- Born: Linda Joy Svoboda Allen
- Education: College of St. Scholastica, bachelor's; University of Tennessee, master's and doctorate;
- Occupations: Mathematician and mathematical biologist
- Employer: Texas Tech University

= Linda J. S. Allen =

American mathematician and mathematical biologist

Linda Joy Svoboda Allen is an American mathematician and mathematical biologist, the Paul Whitfield Horn Professor of Mathematics and Statistics at Texas Tech University.

==Education and career==
Allen earned a bachelor's degree in mathematics in 1975 from the College of St. Scholastica, and a master's degree in 1978 and doctorate in 1978 from the University of Tennessee. Her dissertation, Applications of Differential Inequalities to Persistence and Extinction Problems for Reaction-Diffusion Systems, was supervised by Thomas G. Hallam.
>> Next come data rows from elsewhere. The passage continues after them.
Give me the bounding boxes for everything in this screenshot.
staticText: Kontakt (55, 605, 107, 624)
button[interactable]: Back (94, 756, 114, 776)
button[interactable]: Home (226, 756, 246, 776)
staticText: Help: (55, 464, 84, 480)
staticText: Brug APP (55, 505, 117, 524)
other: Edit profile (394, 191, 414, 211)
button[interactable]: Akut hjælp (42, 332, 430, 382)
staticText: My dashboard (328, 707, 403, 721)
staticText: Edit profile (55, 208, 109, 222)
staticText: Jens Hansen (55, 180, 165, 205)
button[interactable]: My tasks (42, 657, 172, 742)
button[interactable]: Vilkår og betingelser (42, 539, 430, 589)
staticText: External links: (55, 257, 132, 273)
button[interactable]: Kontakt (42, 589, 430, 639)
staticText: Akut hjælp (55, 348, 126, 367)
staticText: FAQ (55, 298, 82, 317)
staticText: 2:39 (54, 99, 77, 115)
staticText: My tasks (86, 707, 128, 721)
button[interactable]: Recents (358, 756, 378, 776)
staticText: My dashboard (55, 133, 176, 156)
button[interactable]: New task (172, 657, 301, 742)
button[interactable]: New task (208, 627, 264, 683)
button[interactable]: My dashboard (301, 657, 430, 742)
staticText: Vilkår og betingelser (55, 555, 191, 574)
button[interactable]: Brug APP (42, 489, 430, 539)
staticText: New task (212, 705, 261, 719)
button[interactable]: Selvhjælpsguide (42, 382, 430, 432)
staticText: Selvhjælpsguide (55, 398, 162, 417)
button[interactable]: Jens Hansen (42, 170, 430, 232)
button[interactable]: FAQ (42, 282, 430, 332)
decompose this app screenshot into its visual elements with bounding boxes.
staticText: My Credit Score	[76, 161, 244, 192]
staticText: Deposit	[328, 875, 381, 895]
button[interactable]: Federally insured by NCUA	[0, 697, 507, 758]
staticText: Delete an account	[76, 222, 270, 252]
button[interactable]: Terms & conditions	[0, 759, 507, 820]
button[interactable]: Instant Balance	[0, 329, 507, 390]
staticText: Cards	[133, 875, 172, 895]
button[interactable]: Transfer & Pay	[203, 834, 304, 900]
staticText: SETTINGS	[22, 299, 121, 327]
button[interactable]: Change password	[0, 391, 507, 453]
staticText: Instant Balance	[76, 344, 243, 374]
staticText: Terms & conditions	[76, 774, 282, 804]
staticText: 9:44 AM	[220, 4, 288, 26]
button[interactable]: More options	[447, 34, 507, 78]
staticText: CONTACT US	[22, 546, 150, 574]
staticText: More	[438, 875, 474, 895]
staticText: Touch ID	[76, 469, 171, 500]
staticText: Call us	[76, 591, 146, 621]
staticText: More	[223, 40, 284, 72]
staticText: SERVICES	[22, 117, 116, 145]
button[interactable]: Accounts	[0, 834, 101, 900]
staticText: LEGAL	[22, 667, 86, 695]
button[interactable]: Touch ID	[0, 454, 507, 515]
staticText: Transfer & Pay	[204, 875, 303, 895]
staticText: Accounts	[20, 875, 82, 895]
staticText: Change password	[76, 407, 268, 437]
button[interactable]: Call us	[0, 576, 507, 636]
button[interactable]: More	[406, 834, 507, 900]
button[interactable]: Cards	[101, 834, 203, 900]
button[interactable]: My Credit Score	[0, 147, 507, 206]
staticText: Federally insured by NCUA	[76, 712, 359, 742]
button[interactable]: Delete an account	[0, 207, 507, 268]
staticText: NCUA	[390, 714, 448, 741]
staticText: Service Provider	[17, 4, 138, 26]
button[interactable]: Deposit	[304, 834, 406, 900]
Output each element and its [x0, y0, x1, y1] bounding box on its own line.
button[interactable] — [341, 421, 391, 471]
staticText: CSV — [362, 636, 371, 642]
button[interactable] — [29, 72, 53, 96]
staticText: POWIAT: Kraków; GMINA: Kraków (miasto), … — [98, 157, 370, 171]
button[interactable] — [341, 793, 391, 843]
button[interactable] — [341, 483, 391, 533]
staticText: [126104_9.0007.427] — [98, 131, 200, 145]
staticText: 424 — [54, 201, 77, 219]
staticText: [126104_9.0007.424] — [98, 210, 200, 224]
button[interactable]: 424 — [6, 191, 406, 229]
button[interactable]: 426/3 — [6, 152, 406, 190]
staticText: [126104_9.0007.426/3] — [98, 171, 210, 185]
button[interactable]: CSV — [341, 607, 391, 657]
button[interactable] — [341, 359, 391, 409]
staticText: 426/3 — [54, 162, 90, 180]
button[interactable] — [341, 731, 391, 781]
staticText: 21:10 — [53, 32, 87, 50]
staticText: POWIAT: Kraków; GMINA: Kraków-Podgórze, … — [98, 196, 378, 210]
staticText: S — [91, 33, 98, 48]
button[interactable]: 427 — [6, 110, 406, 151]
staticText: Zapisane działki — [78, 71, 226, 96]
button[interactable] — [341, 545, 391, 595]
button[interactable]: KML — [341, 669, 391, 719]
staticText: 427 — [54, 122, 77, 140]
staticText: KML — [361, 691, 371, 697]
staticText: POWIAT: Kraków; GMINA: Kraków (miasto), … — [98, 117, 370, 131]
After working as a visiting assistant professor at the University of Tennessee, she joined the faculty of the University of North Carolina at Asheville in 1982, and then moved to Texas Tech in 1985.

==Recognition==
In 2015 the Association for Women in Mathematics and Society for Industrial and Applied Mathematics (SIAM) honored her as their AWM-SIAM Sonia Kovalevsky Lecturer "for outstanding contributions in ordinary differential equations, difference equations and stochastic models, with significant applications in the areas of infectious diseases and ecology". In 2016 she became a SIAM Fellow.

==Books==
Allen is the author of three books:
- An Introduction to Stochastic Processes with Applications to Biology (Pearson, 2003; 2nd ed., 2011)
- An Introduction to Mathematical Biology (Prentice Hall, 2007)
- Stochastic Population and Epidemic Models: Persistence and Extinction (Springer, 2015).